O carvão, rápido ou vagarosamente, quase sempre traz a morte.
A explosão, e o fogo subsequente numa mina na cidade de Soma, na Turquia ocidental, no dia 14 de maio, foi um lembrete particularmente trágico e revoltante que os desastres climáticos representam de fato uma profunda falta de justiça social.
Para a Turquia, um desastre desse tipo era iminente levando-se em conta o aumento incessante da exploração do carvão, aliado com o abominável relaxamento das leis de segurança no trabalho.
Apenas duas semanas antes do acidente, o partido de oposição da Turquia trouxe diante do parlamento as terríveis condições de trabalho em Soma – a proposta foi ignorada pelo governo. Todavia, a dimensão desse desastre causado pelo homem foi impactante.

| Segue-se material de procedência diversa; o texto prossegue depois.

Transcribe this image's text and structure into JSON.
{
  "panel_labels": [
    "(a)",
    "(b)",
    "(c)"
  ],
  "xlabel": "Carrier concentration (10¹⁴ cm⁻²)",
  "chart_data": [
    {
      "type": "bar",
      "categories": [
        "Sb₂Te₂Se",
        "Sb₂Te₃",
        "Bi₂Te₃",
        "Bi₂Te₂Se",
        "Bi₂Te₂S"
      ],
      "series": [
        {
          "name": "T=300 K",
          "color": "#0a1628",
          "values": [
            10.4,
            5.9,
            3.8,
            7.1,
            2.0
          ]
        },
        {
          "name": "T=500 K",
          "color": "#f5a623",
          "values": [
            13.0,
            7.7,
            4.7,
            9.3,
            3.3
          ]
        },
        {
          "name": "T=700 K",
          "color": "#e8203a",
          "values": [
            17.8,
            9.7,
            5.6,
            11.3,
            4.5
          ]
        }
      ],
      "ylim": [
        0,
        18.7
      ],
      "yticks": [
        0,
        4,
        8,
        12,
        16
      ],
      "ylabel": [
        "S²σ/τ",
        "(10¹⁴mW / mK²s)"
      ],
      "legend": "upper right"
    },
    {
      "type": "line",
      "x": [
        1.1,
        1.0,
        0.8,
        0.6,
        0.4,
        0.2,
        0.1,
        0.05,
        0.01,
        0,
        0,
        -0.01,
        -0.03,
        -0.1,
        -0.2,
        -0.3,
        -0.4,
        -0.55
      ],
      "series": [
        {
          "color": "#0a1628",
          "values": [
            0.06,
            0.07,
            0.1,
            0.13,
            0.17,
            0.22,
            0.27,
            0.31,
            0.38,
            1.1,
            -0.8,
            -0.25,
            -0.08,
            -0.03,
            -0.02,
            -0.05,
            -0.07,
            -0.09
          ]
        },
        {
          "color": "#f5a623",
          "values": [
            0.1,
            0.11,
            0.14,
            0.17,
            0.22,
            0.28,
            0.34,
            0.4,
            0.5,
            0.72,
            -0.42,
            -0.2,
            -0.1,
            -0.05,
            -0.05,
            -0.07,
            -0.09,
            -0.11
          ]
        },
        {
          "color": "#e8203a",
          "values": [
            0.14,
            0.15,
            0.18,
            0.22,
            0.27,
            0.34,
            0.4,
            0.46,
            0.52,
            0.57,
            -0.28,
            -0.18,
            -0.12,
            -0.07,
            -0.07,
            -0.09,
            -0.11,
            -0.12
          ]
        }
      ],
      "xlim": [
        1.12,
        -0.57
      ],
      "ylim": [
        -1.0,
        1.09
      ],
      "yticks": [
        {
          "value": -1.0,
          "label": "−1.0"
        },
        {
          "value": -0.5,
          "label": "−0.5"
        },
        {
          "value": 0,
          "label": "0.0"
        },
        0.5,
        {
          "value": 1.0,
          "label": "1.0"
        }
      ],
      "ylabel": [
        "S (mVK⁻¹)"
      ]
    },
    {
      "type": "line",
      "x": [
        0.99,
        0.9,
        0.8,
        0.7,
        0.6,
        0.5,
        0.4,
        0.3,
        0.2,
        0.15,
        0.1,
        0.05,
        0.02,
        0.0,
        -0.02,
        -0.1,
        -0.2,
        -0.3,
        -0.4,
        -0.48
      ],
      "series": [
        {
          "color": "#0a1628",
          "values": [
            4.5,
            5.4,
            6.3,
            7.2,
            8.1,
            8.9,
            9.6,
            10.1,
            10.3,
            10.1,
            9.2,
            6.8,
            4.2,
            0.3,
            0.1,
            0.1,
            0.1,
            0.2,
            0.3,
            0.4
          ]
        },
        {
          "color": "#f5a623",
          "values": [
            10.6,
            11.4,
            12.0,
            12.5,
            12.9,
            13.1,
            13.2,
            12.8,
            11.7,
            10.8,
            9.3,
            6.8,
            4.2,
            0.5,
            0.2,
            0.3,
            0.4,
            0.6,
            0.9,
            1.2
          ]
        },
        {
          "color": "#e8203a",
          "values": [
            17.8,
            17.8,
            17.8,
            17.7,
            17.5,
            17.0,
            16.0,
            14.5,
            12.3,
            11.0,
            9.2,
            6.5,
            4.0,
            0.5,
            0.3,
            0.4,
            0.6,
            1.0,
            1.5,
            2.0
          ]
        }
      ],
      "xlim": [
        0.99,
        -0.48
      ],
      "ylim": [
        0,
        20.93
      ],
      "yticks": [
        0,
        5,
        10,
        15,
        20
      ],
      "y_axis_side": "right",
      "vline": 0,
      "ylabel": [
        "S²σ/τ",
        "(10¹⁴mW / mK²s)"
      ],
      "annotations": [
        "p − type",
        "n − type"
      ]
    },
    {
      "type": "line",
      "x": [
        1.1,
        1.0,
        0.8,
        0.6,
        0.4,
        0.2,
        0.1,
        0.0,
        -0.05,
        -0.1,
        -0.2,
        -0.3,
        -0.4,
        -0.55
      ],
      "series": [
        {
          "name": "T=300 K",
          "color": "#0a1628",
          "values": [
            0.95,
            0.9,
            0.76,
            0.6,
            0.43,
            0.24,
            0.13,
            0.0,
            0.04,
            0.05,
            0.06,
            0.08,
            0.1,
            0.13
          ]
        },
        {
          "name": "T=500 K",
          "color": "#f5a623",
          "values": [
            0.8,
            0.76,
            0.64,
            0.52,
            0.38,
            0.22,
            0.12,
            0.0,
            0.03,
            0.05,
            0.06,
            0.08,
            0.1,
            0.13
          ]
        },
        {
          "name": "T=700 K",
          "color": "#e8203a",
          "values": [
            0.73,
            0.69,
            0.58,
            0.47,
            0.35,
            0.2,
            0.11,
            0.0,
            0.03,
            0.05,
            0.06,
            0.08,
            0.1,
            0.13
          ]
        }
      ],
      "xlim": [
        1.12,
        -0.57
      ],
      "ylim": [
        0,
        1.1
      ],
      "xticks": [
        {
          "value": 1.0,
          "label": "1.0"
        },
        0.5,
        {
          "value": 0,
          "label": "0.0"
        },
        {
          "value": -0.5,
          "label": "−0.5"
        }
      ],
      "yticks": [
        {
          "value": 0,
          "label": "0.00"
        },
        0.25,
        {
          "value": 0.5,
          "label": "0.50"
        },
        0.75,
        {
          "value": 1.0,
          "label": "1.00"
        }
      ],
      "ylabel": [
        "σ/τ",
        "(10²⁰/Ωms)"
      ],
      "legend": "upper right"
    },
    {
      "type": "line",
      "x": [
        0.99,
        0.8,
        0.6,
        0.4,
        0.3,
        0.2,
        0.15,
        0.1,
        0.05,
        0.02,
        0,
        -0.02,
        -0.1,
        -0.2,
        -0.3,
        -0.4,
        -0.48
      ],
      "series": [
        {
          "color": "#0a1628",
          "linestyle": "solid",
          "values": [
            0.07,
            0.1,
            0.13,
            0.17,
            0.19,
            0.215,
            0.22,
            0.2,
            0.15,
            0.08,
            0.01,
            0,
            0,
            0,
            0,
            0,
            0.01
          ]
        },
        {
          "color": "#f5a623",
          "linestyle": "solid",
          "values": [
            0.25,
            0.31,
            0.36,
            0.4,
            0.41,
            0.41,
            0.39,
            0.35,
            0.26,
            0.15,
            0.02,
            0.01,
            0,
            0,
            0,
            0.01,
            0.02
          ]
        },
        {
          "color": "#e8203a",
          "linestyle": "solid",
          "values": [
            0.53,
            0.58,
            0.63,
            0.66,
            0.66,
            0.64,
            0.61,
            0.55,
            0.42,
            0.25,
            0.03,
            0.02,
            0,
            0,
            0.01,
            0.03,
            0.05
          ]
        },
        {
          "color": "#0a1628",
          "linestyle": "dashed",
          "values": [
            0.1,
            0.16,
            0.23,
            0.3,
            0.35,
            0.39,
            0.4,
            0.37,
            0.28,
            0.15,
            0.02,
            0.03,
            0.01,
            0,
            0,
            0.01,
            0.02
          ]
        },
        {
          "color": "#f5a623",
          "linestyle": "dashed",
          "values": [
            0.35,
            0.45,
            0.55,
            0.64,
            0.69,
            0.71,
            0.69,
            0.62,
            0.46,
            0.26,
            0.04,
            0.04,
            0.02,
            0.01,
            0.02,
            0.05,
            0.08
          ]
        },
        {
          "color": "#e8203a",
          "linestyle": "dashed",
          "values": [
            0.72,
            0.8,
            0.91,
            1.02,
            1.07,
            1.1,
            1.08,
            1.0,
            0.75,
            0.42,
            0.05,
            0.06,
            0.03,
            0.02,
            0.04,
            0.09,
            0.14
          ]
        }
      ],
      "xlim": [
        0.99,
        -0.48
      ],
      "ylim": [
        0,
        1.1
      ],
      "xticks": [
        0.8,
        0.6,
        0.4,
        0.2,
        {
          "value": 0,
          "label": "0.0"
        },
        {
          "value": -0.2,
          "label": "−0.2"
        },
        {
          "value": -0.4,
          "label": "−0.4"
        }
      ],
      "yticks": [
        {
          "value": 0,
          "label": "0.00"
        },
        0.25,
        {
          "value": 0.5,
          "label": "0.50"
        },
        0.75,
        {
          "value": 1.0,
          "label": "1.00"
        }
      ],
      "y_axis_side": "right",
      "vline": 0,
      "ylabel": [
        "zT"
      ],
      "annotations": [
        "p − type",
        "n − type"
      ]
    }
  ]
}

Uma sensação de tristeza e horror se multiplicava a medida que o número de mortos continuava a crescer. O número total foi 301. O que serviu para transformar a tristeza em raiva foi a total falta de respeito demonstrada pelo governo diante do desastre.
O primeiro-ministro Erdoğan extrapolou ao dizer que a morte do mineradores é algo “corriqueiro”. Com isso, Erdoğan confirmou estar pronto para aceitar e executar a perpetuação dessa atividade inerentemente perigosa.
Enquanto a mineração de carvão é muito perigosa em lugares como a Turquia, onde os direitos e a saúde dos trabalhadores são banalizados, a mineração subterrânea de carvão é uma atividade extremamente perigosa até nas melhores condições de trabalho. Para a maioria dos mineradores, ter vocação não é uma escolha.
O jovem minerador M.M. perdeu 301 companheiros e ainda temeu dar uma entrevista de rádio por medo que sua voz fosse reconhecida e ele perdesse o seu emprego: “Eu tenho que voltar à mina… Eu tenho dívidas no banco à serem pagas”. As dívidas que ele estava se referindo eram relacionadas à necessidades básicas: alimentação, moradia e vestuário.
Na Turquia, depois de um recente ciclo de mudanças legislativas, o titular de uma licença de mineração pode solicitar ao Ministério da Energia e Recursos Naturais a abertura de áreas agrícolas ou até mesmo parques nacionais e naturais para a mineração.
Tão logo a mineração se inicia, os residentes da área são deixados com uma única profissão disponível. O carvão extraído dessas minas é então queimado em usinas próximas ou distribuído aos pobres como forma de subsídio social (por apoio eleitoral contínuo). Um aparente círculo vicioso sem fim.
A pura verdade é que a Turquia poderia estar à caminho do abandono do carvão há muito tempo. De acordo com a Eurostat data, o índice de intensidade de energia na Turquia não melhorou nos últimos 10 anos, no mínimo (a melhoria nesse índice poderia resultar em uma economia energética entre 20 e 25% em torno da atual participação do carvão na produção de eletricidade).
O papel das fontes de energia respeitadoras do clima (excluindo os controversos projetos hídricos) é tão baixo que mal pode ser visto no gráfico circular [tr]. Especialmente num país com um estoque abundante de fontes de energia renovável. Essa transição proporcionaria empregos suficientes para aqueles que atualmente trabalham na mineração e em outros setores.
Portanto, as observações inconsequentes daqueles no poder, logo após a morte dos mineradores, são terríveis em mais de um nível. Se o não uso dos meios para eliminar a dependência do carvão, mesmo tendo em conta que as mortes pelo carvão representam uma conduta negligente, aumentar ainda mais o seu uso é simplesmente criminoso.
No caso, o Ministério para a Energia e Recursos Naturais declarou 2012 como o “ano do carvão” e a política atual é de aumentar a participação do carvão na produção da eletricidade para mais de 30% até 2030.
Arriscar as vidas de muitos para o benefício de poucos seria um dos mais comuns exemplos de injustiça social.
Temos que aceitar que o nosso apego aos combustíveis fósseis está entrelaçado a um grande número de questões de justiça social. A indignação à tais injustiças deveria ser a parte mais importante na estrutura de luta na solução da crise climática.